There are a hundred things I could say about this second picture. But perhaps words are unnecessary. I return to my father’s gaze, and the sensation of him being there, at my shoulder, which I miss most, and which sometimes think I can still feel.

 

*

 

This picture I saw for the first time only recently. My mother was clearing out old boxes and came across one containing assorted remnants of Mark’s past. Among these was a carrier bag full of papers and photographs to do with his two years in the Royal Anglian Regiment.

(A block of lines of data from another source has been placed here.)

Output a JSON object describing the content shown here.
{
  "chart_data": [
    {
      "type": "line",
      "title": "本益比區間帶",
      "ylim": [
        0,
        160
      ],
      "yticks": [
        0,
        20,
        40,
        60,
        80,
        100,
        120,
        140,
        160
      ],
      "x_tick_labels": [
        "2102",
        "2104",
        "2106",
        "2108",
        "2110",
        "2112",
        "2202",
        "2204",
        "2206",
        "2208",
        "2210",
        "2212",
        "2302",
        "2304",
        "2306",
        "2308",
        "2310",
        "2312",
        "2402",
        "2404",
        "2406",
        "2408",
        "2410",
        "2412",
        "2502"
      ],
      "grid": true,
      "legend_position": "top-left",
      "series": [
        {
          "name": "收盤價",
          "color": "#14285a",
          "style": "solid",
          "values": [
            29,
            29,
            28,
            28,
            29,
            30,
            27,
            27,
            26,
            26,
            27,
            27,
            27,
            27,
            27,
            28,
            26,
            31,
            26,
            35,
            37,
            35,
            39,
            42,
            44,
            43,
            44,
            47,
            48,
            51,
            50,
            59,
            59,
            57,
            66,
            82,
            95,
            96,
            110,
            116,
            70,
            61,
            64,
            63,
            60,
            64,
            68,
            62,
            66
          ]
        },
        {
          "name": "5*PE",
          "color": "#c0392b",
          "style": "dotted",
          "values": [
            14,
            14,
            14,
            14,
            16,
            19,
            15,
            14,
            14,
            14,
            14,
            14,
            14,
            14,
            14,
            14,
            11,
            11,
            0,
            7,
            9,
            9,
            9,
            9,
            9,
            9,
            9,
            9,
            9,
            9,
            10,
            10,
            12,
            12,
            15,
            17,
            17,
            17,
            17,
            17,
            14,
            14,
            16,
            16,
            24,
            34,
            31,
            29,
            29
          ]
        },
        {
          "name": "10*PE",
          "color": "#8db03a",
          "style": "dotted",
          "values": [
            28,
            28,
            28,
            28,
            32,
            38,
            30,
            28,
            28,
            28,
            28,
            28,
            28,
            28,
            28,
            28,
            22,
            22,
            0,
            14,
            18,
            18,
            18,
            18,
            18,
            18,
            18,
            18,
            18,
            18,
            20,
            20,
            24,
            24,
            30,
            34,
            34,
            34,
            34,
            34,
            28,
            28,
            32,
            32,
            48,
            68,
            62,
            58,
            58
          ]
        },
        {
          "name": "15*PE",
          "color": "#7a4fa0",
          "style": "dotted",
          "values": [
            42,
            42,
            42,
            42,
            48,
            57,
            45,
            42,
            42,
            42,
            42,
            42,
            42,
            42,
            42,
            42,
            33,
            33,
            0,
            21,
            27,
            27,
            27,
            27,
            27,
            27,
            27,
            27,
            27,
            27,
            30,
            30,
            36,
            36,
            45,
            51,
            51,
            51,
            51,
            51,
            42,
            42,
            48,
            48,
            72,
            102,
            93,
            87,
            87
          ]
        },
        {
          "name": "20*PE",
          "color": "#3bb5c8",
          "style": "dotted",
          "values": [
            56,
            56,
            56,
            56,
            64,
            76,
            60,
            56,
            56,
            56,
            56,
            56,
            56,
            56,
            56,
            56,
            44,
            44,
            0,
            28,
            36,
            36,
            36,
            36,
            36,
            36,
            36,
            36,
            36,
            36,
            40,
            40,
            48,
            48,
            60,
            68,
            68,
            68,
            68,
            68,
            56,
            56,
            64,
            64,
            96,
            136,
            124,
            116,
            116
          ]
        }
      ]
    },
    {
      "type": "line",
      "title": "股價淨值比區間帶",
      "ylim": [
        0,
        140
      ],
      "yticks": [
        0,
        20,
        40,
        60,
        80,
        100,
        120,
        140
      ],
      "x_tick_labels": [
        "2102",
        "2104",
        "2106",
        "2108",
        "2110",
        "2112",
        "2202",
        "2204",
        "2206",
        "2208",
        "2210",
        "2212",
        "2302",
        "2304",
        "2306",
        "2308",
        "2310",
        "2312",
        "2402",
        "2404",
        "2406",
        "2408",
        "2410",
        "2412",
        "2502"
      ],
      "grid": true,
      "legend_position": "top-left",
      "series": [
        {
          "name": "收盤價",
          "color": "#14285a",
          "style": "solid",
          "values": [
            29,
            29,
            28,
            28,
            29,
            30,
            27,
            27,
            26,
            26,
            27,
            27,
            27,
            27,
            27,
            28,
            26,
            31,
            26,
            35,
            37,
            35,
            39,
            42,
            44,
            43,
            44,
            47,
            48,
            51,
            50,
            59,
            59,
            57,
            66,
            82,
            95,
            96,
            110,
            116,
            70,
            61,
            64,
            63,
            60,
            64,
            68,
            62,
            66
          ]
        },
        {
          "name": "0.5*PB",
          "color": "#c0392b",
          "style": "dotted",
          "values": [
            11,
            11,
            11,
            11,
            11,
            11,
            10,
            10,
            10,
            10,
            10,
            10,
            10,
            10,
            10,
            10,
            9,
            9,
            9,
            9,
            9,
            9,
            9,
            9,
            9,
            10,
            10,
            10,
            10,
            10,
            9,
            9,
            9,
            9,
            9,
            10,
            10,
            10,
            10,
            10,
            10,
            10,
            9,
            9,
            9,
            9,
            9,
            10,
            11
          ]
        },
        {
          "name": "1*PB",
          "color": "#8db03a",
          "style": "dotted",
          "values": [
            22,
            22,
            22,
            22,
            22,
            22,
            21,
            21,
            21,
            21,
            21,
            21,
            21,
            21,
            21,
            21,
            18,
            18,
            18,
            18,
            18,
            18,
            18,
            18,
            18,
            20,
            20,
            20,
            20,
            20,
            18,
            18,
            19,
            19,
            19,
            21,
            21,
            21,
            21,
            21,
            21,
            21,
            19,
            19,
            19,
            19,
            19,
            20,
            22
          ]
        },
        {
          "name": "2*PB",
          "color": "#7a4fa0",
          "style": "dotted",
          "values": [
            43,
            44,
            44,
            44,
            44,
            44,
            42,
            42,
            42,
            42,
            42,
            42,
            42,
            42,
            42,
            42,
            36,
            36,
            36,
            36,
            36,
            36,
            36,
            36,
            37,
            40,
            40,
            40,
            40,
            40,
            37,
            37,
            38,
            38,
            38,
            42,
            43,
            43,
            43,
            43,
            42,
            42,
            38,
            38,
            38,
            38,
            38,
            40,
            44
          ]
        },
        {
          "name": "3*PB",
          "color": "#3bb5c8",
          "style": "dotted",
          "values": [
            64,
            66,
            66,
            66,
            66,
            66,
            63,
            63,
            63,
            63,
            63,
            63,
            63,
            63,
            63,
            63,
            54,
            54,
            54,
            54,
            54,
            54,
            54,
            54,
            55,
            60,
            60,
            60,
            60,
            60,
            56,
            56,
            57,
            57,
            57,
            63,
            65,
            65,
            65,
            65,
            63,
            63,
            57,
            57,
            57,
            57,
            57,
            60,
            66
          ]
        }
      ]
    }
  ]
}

It was taken in Korea, where he was unfortunate enough to do his national service, including more than a year fighting in the Korean War, between 1951 and 1952 – the first war sanctioned by the newly-formed United Nations. Together with a few tiny black-and-white photographs of smudged hillsides and jeeps and clusters of comrades, there was a diagram showing drawings of ‘Mortar Shell Crater Analysis’ and ‘Typical Ricochet Markings’. And dusty maps, browned with the years, showing the curve of the River Imjin-Gang, and two lines marked in red pencil, presumably the front-line positions of the UN forces and the North Koreans. Amongst the close contours of the hills (Mansok-tong, Kawang-son, Simgok), circles in pencil, with arrows, possibly showing lookout positions or planned reconnaissance missions. There were also a couple of small notebooks, a soldier’s service and pay book, and a little army diary for 1952, blue leather, traces of Korean mud on the spine, which I’m holding in my hands today. It tells me that 9 February, in 1952, was a Saturday. I can see Mark has written, in his characteristic neat italics, ‘14.30 – conference Brigade HQ am’. Then there’s a note on another page, ‘Mess bill £3’ and ‘10.30 – A Coy C br B Patrol’. I scan each day, hoping for a trace of life lived, but find mainly jotted codes, impenetrable to my civilian eyes: ‘16.00 – All MMG lpt at CP’, ‘0500 – Coy IBW for “Swift”’, ‘1000 Pr 183 w OCD’. Occasionally there’s something comprehensible – on 5 February he’s written in pencil, ‘am. Take Sgt CLOUGH and Cpl PUGH to their WYOMING posns’; on 29 April, ‘leave 0900 Kansas recce’; and, among all the patrols, recces and briefings, on 13 July a rare invasion from another world – ‘12.30 – Tom’s birthday, booze’. It is almost impossible to see the war in these pages; you would need a specialist to decode what much of these abbreviations must have meant. Just once, on 12 May, the meaning is clear: ‘Flynn killed Sexton wounded’.

 

Korea was a particularly dirty war. In some respects it was the prototype for Vietnam, with carpet-bombing, the first widespread use of napalm and many civilian deaths. I try to imagine the hell of those months, and I fail. He was a first lieutenant with command responsibility for a platoon. Unimaginable – this boy just out of school, nineteen, twenty years old (though he looks even younger in this picture), responsible for twenty men in total, many of them older than him. I find a typed list of their names – O’Higgins, Roger, Wilson, Blewitt, Guyer, Kennedy, Brand, Corbett, Marshall, Barrett, Bunch, Collins, Emanuel, McBrien, Ormsby, Pickersgill, Roche, Ross, Hussey and Thomas. When soldiers in his platoon were killed it was his responsibility to write to their parents. My eyes pass over that list of names again, and wonder how many of them survived this war.